Back in 1978, I began to get subscription offers in the mail from a guy in California named Howard Ruff. It seemed like every other day I’d get a mailing. He was pro gold and silver, so I decided to give him a call. I got through to him right away and we had a nice conversation. However, he advised me that he had endorsed a coin dealer out east and was happy with that arrangement.
Two weeks later I got a call from a man who had done business with this other company and was upset. He had wanted to buy gold coins and had wound up with a piece of paper. The coin dealer had put him into a highly leveraged margin purchase with exorbitant commissions and interest charges. He asked if I could help him.
I called Howard Ruff and told him that one of his new subscribers had been cheated by his recommended vendor. Then I called the crooked coin dealer and brow-beat him into giving the customers money back. Then I had the customer let Howard know that I had helped him to get a refund.
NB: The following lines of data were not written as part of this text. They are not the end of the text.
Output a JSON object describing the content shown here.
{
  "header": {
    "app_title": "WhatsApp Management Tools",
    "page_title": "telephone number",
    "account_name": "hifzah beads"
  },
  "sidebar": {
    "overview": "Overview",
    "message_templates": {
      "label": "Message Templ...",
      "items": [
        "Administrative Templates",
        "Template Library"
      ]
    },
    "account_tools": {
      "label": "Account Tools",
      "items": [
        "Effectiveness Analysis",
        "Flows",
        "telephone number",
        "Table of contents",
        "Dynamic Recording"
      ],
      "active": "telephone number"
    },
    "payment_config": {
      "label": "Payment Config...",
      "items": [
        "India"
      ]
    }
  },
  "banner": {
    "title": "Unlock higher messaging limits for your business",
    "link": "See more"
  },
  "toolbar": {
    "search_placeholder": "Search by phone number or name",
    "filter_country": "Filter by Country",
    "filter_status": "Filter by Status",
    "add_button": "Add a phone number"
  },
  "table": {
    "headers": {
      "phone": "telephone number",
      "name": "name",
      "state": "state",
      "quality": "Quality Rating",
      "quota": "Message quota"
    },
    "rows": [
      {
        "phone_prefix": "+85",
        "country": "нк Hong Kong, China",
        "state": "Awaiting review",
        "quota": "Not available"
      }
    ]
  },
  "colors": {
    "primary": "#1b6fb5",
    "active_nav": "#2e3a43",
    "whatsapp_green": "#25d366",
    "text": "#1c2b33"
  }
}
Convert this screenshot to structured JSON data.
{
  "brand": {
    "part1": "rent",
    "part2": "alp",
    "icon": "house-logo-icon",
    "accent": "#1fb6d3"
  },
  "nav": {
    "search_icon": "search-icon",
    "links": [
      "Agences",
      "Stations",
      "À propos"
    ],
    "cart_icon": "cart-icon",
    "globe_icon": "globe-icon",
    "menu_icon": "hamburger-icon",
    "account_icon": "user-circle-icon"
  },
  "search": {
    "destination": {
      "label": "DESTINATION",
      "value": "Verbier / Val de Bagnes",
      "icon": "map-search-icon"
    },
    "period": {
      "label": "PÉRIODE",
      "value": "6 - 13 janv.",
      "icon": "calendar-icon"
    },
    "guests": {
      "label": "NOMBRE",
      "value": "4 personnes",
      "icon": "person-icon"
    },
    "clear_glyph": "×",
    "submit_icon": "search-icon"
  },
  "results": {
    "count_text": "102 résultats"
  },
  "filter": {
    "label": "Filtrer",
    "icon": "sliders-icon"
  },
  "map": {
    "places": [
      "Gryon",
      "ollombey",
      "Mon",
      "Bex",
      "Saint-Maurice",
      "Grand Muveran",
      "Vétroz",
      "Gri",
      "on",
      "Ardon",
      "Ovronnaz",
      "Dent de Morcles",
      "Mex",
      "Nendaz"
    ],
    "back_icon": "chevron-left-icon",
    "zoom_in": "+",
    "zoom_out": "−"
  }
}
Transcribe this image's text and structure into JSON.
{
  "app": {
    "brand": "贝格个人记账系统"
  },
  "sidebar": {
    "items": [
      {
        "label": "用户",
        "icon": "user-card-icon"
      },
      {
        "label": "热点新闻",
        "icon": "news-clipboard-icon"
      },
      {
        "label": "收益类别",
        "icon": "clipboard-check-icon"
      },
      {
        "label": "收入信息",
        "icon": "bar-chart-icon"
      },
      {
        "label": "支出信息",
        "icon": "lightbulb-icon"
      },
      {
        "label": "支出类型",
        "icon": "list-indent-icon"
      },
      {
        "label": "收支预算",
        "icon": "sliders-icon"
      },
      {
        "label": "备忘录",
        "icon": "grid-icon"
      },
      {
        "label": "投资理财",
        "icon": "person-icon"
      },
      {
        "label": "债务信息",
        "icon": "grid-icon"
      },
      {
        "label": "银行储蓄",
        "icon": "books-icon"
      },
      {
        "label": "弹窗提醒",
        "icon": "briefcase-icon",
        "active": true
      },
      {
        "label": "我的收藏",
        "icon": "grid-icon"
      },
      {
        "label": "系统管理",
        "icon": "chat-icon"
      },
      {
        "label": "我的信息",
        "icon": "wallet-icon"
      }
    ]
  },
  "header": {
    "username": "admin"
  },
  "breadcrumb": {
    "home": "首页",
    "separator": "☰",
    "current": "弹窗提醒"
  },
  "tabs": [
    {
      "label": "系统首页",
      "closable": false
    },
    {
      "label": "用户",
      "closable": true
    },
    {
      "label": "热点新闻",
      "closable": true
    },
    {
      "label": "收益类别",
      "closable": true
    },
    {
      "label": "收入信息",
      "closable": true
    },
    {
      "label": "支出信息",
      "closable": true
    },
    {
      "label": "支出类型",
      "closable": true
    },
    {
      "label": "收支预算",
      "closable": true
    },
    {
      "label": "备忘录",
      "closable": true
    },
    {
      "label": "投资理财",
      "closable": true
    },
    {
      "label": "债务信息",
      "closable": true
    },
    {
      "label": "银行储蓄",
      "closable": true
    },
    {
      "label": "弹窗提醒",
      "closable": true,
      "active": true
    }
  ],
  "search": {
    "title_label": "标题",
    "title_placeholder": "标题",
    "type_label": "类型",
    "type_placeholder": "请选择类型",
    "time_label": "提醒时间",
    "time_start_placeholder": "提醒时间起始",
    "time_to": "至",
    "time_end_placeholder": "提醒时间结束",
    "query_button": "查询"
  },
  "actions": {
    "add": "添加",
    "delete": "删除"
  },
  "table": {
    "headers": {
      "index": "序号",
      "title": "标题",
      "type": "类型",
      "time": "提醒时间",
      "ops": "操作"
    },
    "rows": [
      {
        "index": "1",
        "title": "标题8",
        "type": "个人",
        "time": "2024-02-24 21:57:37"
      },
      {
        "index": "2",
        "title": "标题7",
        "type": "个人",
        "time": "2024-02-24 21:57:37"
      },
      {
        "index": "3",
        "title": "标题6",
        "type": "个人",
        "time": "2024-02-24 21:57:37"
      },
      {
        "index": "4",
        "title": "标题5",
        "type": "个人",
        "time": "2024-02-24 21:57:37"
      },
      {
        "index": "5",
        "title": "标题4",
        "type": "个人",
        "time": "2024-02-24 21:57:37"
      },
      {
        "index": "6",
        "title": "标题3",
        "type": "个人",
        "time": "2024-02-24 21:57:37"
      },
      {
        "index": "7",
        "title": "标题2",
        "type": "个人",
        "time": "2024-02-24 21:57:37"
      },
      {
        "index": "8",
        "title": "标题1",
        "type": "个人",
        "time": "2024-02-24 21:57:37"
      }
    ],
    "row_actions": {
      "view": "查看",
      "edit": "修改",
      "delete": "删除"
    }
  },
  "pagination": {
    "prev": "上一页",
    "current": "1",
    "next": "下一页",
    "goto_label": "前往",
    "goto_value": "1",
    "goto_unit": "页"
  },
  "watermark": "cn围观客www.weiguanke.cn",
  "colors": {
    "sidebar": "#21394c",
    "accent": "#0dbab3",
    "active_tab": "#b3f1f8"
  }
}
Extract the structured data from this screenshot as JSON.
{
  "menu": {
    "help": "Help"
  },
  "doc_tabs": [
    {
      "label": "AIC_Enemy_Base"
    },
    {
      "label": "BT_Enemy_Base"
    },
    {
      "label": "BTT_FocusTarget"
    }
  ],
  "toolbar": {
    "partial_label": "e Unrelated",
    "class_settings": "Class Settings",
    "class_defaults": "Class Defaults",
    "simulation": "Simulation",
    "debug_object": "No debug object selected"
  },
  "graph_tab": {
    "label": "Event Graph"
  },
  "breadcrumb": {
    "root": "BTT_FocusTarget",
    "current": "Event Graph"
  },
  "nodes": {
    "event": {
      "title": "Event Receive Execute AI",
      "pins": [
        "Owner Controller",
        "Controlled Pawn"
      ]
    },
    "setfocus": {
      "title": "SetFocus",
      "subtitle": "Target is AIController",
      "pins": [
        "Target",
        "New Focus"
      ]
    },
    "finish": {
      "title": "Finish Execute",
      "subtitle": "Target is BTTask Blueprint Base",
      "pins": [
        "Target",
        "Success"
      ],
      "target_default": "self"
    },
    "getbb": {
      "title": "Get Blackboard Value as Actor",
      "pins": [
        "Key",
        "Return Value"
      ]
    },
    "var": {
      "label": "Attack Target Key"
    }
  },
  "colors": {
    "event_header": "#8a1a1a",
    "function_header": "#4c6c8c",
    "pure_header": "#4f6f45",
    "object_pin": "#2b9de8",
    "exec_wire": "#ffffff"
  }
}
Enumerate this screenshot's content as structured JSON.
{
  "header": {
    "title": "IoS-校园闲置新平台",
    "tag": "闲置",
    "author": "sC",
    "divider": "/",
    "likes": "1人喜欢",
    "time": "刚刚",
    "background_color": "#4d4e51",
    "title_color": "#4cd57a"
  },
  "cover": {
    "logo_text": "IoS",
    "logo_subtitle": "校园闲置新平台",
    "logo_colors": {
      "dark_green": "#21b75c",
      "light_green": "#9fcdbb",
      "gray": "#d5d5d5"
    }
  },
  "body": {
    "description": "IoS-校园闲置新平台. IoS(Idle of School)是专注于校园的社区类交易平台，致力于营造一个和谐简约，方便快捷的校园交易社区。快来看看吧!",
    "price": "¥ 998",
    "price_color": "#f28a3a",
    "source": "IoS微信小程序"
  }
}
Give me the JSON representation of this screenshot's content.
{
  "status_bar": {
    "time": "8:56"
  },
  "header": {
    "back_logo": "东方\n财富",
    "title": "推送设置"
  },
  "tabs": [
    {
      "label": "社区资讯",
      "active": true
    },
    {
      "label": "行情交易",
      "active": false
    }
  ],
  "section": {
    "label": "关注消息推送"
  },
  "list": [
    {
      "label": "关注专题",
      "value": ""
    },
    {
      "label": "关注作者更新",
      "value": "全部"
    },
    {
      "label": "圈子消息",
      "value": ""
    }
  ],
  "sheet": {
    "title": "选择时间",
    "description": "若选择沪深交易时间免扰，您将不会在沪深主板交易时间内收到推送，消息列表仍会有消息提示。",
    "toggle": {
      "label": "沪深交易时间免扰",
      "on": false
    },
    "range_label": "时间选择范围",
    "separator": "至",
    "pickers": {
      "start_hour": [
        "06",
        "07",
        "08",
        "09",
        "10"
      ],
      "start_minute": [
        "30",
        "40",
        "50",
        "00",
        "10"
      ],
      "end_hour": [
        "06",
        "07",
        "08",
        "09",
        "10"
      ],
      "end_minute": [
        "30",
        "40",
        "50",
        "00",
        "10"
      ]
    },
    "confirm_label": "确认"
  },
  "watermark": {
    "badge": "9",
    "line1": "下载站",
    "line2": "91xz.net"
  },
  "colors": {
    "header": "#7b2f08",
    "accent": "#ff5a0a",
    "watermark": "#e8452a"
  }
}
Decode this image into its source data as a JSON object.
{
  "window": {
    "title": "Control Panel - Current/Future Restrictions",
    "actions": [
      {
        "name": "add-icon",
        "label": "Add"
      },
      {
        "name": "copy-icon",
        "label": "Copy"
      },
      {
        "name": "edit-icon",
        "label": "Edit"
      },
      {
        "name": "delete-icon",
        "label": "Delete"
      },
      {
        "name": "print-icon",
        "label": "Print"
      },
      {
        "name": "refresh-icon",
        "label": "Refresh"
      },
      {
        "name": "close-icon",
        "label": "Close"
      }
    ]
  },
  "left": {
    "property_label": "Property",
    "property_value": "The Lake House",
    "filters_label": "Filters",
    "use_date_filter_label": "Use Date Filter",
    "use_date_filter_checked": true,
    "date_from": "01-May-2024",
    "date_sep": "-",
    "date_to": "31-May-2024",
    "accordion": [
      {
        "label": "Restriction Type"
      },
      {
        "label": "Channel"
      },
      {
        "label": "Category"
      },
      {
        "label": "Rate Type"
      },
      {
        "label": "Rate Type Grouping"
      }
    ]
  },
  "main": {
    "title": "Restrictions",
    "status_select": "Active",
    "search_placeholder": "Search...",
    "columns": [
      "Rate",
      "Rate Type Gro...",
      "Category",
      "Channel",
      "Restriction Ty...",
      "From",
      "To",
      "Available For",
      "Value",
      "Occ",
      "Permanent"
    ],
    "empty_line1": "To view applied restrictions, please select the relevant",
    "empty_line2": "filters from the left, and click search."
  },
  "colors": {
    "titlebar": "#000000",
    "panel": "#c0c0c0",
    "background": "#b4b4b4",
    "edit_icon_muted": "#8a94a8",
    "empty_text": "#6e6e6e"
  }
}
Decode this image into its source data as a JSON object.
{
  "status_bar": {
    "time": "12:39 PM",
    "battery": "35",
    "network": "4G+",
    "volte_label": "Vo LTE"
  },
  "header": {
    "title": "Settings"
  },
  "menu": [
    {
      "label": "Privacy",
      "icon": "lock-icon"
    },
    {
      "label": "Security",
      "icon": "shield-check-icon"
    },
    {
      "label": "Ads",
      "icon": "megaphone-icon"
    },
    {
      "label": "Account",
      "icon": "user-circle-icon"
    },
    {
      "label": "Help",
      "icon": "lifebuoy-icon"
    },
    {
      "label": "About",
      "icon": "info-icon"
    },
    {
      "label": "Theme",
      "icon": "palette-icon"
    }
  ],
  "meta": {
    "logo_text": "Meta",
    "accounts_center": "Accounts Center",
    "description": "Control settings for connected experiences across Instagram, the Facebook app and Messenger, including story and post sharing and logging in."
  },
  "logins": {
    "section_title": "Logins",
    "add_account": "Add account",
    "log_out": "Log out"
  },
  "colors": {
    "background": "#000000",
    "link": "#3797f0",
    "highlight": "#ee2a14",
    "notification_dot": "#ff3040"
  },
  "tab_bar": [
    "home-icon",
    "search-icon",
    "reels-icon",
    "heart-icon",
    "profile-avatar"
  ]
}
Howard ditched his recommended dealer and I became the fair-haired boy for gold and silver. This was an enormous stroke of good fortune for me.
Howard Ruff’s newsletter took off like a rocket ship. His subscriber base grew to over 125,000. His book became a runaway best-seller and it recommended my company Investment Rarities. His newsletter never failed to mention us as a source for gold and silver. His seminars were packed with subscribers and my top salesman was a popular speaker at them. We grew from 2 secretaries and myself in early 1978 to 300 employees in early 1980. Our sales went from a few million to $525 million at the peak in 1980.
One of Howard Ruff’s bedrock recommendations was to keep a supply of silver coins at home in case the dollar lost its purchasing power. He thought that if the dollar went kaput for a short time, silver would be immediately recognized as a temporary money replacement. It still seems like good advice.